Katherine Roueché, 96
Katherine Eisenhower Roueché, a 50-year resident of Stony Hill Road in Amagansett and the niece of President Dwight D. Eisenhower, died on Feb. 25 at the Hampton Care Center in Southampton of a heart attack. She was 96.
Mrs. Roueché, whom friends called Kay, was born and raised in Kansas City, Mo. Her parents were Arthur B. Eisenhower and the former Louise Grieb. She went to college at the University of Missouri.
In 1936, she married Berton Roueché, who originated the “Annals of Medicine” series in The New Yorker magazine and was the author of 20 books. They came to the East End in 1950, living first in East Hampton Village and then in Springs, where they remodeled an old Parsons family house. In the mid-1950s, they built a house on a wooded lot on Stony Hill Road. Mrs. Roueché went to live at the care center after Mr. Roueché died, in 1994.

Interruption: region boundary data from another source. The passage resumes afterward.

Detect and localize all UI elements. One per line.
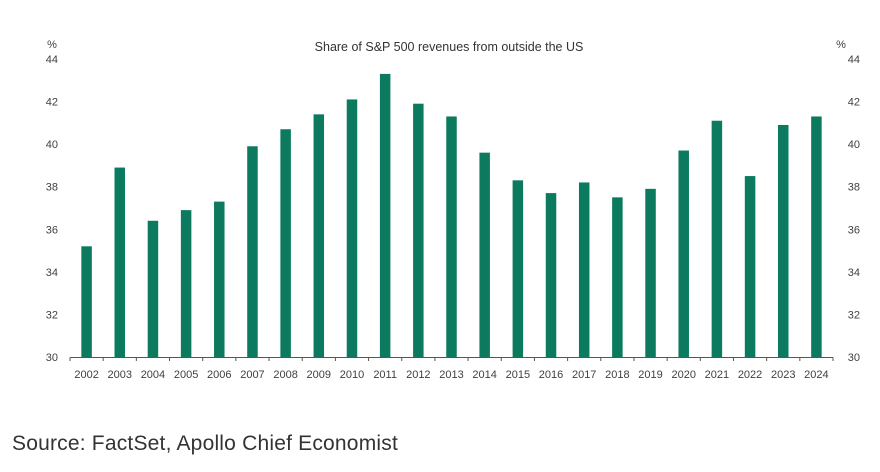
y-tick-label-left: 42 — [46, 97, 58, 109]
y-tick-label-right: 42 — [848, 97, 860, 109]
bar-2016 — [545, 193, 557, 357]
x-tick-label: 2002 — [74, 369, 98, 381]
x-tick-label: 2016 — [539, 369, 563, 381]
y-tick-label-right: 38 — [848, 182, 860, 194]
x-tick-label: 2011 — [373, 369, 397, 381]
x-tick-label: 2022 — [738, 369, 762, 381]
bar-2010 — [346, 99, 358, 357]
bar-2006 — [214, 201, 225, 357]
bar-2003 — [114, 167, 126, 357]
x-axis: 2002 2003 2004 2005 2006 2007 2008 2009 2010 2011… — [69, 357, 834, 381]
bar-2008 — [280, 129, 291, 357]
y-tick-label-right: 36 — [848, 224, 860, 236]
x-tick-label: 2008 — [273, 369, 297, 381]
left-axis-unit-label: % — [47, 39, 57, 51]
y-tick-label-left: 38 — [46, 182, 58, 194]
y-tick-label-left: 30 — [46, 352, 58, 364]
bar-2011 — [379, 73, 391, 358]
bar-2004 — [147, 220, 159, 357]
x-tick-label: 2015 — [506, 369, 530, 381]
bar-chart: Share of S&P 500 revenues from outside t… — [46, 39, 860, 381]
y-tick-label-left: 32 — [46, 309, 58, 321]
y-tick-label-left: 40 — [46, 139, 58, 151]
bar-2018 — [612, 197, 623, 357]
bars-group — [81, 73, 822, 358]
y-tick-label-right: 32 — [848, 309, 860, 321]
bar-2009 — [313, 114, 325, 357]
y-tick-label-left: 36 — [46, 224, 58, 236]
x-tick-label: 2018 — [605, 369, 629, 381]
bar-2012 — [413, 103, 424, 357]
y-tick-label-right: 30 — [848, 352, 860, 364]
x-tick-label: 2020 — [671, 369, 695, 381]
right-y-axis: 30 32 34 36 38 40 42 44 — [848, 54, 860, 364]
bar-2023 — [777, 124, 789, 358]
x-tick-label: 2003 — [108, 369, 132, 381]
x-tick-label: 2013 — [439, 369, 463, 381]
bar-2020 — [678, 150, 689, 357]
left-y-axis: 30 32 34 36 38 40 42 44 — [46, 54, 58, 364]
chart-title: Share of S&P 500 revenues from outside t… — [315, 40, 584, 54]
bar-2007 — [247, 146, 258, 357]
bar-2021 — [711, 120, 723, 357]
x-tick-label: 2004 — [141, 369, 165, 381]
x-tick-label: 2014 — [472, 369, 496, 381]
bar-2002 — [81, 246, 92, 357]
x-tick-label: 2007 — [240, 369, 264, 381]
y-tick-label-left: 34 — [46, 267, 58, 279]
bar-2005 — [180, 210, 192, 357]
bar-2017 — [578, 182, 590, 357]
x-tick-label: 2024 — [804, 369, 828, 381]
x-tick-label: 2019 — [638, 369, 662, 381]
x-tick-label: 2005 — [174, 369, 198, 381]
x-tick-label: 2012 — [406, 369, 430, 381]
x-tick-label: 2017 — [572, 369, 596, 381]
x-tick-label: 2010 — [340, 369, 364, 381]
y-tick-label-right: 34 — [848, 267, 860, 279]
right-axis-unit-label: % — [836, 39, 846, 51]
bar-2019 — [645, 188, 656, 357]
y-tick-label-right: 40 — [848, 139, 860, 151]
source-caption: Source: FactSet, Apollo Chief Economist — [12, 432, 398, 455]
y-tick-label-right: 44 — [848, 54, 860, 66]
bar-2022 — [744, 176, 756, 357]
bar-2013 — [446, 116, 457, 357]
bar-2014 — [479, 152, 490, 357]
bar-2024 — [811, 116, 822, 357]
x-tick-label: 2009 — [307, 369, 331, 381]
x-tick-label: 2006 — [207, 369, 231, 381]
x-tick-label: 2023 — [771, 369, 795, 381]
x-tick-label: 2021 — [705, 369, 729, 381]
y-tick-label-left: 44 — [46, 54, 58, 66]
bar-2015 — [512, 180, 524, 357]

Mrs. Roueché was a regular at the Springs Presbyterian Church and the Devon Yacht Club, and she was active in the East Hampton Ladies Village Improvement Society and the Animal Rescue Fund of the Hamptons. She and her husband had bred Springer spaniels for a number of years.
She also loved gardening, collecting antiques, and going to the theater, especially at Guild Hall in East Hampton. In later life, she took an interest in perfecting her French and achieved fluency in her late 70s.
She is survived by a son, Arthur Roueché of Spencer, Mass., and a granddaughter. Burial, in Massachusetts this spring, will be private.